E, ao contrário daquilo que vinha sendo repetido “ad nauseam” pelos papagaios do financismo dentro e fora do governo, o principal responsável por tal desempenho não é a tal propalada explosão das despesas. O elemento que tem causado tal desastre é a brutal queda na arrecadação. Fato esse, aliás, já identificado há muito tempo por aqueles que alertávamos a respeito das consequências trágicas advindas da opção pelo austericídio.

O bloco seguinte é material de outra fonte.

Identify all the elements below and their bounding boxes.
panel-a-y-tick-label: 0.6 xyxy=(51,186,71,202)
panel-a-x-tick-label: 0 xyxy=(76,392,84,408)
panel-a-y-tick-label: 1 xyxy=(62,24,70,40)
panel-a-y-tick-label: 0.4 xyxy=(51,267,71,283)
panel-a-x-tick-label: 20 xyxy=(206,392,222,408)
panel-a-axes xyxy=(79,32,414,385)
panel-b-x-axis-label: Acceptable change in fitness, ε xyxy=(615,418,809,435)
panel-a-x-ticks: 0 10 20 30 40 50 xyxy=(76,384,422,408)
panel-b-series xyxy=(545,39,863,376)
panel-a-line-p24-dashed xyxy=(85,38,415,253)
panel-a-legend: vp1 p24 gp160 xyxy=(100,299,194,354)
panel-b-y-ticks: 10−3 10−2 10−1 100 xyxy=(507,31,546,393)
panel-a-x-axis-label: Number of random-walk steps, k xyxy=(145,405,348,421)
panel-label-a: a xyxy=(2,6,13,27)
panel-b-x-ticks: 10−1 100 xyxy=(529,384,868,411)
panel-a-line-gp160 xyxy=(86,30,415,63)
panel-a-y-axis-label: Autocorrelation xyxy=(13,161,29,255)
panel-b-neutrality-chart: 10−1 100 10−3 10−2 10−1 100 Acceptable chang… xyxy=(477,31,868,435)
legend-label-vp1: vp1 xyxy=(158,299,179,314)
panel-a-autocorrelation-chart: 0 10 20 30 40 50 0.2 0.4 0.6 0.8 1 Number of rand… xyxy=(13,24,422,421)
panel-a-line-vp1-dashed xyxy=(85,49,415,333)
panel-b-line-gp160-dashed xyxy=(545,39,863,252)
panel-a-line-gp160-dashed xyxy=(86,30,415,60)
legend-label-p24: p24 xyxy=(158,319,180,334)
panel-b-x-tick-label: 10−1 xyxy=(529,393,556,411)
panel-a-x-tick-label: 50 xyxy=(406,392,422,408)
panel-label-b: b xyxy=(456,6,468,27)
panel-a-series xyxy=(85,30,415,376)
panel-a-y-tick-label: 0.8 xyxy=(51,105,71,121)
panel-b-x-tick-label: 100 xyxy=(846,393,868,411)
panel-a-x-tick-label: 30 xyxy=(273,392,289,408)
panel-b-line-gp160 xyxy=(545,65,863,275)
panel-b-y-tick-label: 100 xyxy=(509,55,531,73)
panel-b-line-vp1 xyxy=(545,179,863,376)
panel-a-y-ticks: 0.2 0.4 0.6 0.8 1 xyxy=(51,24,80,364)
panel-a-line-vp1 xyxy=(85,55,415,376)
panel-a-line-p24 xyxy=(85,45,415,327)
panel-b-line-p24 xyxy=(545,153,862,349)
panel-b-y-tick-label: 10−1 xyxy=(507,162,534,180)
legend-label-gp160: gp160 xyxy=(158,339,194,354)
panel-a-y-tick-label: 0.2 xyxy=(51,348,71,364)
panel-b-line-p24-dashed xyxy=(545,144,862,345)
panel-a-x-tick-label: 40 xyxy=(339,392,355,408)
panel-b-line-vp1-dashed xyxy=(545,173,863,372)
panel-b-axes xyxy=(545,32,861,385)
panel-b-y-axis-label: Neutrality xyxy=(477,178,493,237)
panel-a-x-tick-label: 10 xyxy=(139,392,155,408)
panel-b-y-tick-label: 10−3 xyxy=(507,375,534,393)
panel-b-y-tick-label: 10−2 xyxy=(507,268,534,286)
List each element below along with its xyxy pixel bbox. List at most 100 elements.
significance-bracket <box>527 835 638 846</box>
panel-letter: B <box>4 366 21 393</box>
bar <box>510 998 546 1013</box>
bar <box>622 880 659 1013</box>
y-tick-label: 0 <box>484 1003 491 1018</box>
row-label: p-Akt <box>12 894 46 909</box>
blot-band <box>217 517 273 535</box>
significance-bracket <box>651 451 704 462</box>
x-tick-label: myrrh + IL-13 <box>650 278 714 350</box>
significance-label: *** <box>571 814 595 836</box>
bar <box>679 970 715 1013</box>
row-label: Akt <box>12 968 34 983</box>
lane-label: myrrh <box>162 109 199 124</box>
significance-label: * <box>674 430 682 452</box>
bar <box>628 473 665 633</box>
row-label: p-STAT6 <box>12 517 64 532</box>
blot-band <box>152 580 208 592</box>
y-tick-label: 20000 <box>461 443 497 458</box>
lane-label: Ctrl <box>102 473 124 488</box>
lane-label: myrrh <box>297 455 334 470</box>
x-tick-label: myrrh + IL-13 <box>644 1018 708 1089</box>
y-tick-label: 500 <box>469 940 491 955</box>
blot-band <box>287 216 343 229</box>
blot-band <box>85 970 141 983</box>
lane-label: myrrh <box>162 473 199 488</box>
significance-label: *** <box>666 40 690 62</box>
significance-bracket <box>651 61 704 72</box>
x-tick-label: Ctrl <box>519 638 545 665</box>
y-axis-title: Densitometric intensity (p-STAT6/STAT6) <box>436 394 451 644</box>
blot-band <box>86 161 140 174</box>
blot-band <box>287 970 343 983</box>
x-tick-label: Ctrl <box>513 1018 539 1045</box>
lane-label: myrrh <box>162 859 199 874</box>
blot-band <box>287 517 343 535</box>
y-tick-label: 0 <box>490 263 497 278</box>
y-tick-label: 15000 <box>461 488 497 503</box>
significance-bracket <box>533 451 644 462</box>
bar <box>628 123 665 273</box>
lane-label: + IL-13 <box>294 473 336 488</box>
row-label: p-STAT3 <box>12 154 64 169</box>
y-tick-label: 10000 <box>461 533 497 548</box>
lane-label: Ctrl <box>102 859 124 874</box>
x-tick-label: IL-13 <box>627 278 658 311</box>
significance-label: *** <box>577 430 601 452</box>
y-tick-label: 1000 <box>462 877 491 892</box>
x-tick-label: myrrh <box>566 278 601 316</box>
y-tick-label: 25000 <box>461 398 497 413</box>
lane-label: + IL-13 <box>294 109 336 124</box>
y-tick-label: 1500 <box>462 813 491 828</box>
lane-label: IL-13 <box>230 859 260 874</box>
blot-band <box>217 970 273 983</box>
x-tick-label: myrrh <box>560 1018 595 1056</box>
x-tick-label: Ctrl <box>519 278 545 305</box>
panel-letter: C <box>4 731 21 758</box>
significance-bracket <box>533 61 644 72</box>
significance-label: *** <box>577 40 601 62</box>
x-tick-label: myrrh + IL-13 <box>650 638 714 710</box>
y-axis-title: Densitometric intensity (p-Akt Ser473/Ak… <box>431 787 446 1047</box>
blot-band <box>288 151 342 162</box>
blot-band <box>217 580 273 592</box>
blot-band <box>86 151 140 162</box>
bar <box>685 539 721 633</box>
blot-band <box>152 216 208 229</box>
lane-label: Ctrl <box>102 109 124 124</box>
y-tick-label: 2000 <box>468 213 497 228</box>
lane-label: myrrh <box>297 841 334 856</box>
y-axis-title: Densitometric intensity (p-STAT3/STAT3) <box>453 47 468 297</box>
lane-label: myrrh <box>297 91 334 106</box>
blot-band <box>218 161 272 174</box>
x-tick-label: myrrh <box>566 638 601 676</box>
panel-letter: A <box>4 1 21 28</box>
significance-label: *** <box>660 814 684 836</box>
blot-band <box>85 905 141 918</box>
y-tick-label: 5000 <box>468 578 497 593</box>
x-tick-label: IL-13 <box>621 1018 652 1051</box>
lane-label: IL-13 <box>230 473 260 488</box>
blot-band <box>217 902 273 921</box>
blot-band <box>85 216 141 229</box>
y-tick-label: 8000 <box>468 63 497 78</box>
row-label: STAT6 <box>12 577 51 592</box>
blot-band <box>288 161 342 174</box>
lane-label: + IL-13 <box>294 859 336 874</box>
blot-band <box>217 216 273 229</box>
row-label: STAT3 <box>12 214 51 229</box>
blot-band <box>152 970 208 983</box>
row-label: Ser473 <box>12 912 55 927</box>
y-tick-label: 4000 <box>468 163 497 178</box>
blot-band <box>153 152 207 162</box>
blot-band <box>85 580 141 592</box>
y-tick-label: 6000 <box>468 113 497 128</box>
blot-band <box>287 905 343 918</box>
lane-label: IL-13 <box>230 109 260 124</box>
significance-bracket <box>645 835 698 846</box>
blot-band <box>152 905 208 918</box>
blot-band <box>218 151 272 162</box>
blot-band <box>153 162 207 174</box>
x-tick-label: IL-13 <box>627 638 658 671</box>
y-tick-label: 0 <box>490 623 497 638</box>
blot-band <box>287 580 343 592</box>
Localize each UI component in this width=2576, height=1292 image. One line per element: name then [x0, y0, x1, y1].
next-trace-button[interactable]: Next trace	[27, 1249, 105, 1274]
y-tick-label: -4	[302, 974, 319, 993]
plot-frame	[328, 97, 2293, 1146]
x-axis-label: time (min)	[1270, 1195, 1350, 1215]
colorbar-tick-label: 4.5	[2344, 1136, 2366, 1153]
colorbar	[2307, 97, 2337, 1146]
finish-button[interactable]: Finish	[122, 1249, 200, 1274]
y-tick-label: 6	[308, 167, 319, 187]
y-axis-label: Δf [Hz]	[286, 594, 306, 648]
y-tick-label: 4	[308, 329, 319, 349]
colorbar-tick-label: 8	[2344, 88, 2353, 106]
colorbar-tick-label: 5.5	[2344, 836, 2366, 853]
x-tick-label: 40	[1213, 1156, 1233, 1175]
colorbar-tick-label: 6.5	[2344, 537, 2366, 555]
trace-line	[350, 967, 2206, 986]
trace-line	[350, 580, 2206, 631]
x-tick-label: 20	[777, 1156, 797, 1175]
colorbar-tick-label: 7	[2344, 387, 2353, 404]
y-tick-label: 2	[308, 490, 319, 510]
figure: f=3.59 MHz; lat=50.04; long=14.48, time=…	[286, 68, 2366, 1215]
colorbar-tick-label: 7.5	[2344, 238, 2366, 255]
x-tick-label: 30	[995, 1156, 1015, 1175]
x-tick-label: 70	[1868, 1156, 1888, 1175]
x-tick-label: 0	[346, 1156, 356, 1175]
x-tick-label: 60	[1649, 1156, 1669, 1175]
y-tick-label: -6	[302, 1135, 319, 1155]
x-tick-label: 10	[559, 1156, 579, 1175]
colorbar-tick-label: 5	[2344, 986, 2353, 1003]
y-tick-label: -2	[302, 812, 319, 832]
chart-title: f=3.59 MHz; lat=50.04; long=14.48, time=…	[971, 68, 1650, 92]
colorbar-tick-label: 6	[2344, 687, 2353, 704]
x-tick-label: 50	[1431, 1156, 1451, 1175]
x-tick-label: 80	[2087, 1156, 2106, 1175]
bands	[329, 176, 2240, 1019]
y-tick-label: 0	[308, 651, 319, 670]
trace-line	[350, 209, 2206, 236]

Meirelles ameaça elevar impostos

A divulgação do resultado de maio elevou o total arrecadado ao longo dos 5 primeiros meses de 2017 para R$ 563 bi. Esse total representou uma queda real de R$ 10 bi em relação ao obtido em igual período de 2016, quando as receitas foram de R$ 573 bi. Ou ainda uma queda maior face ao resultado de 2015, quando a União arrecadou R$ 610 entre janeiro e maio. Caso consideremos o último período antes do início da opção pela austeridade nua e crua, veremos que esse acumulado de receita arrecadada estava em R$ 632 em 2014. Ou seja, houve uma queda de 11% no volume de recursos que ingressaram nos cofres do governo federal.

Caso o enfoque se concentre na avaliação do desempenho de arrecadação ao longo de período equivalente a um ano a tendência é a mesma. Antes do início do austericídio, o resultado de maio de 2014 exibia um acumulado de 12 meses equivalente a R$ 1,55 trilhão de receita federal. Ao longo dos anos seguintes, a opção pela recessão provocou queda nesse volume a cada novo ano, até atingir o valor de R$ 1,35 tri no maio mais recente. Isso representa uma queda de 13% na capacidade arrecadatória ao longo de 3 anos.

Com a popularidade de Temer no rodapé da sala e o envolvimento de seus principais colaboradores com a polícia e o Ministério Público, a performance econômica não autoriza nenhum tipo de otimismo. No entanto, a debacle fiscal já era esperada de há muito tempo. O austericídio havia cortado a fonte de receitas lá atrás, pré anunciando a quem quisesse ouvir a chegada da etapa 2.0 da crise. Não por acaso a própria equipe que lá foi colocada com o apoio entusiasmado da turma do impostômetro, agora joga a toalha e fala em elevar tributos. Oh, santa heresia!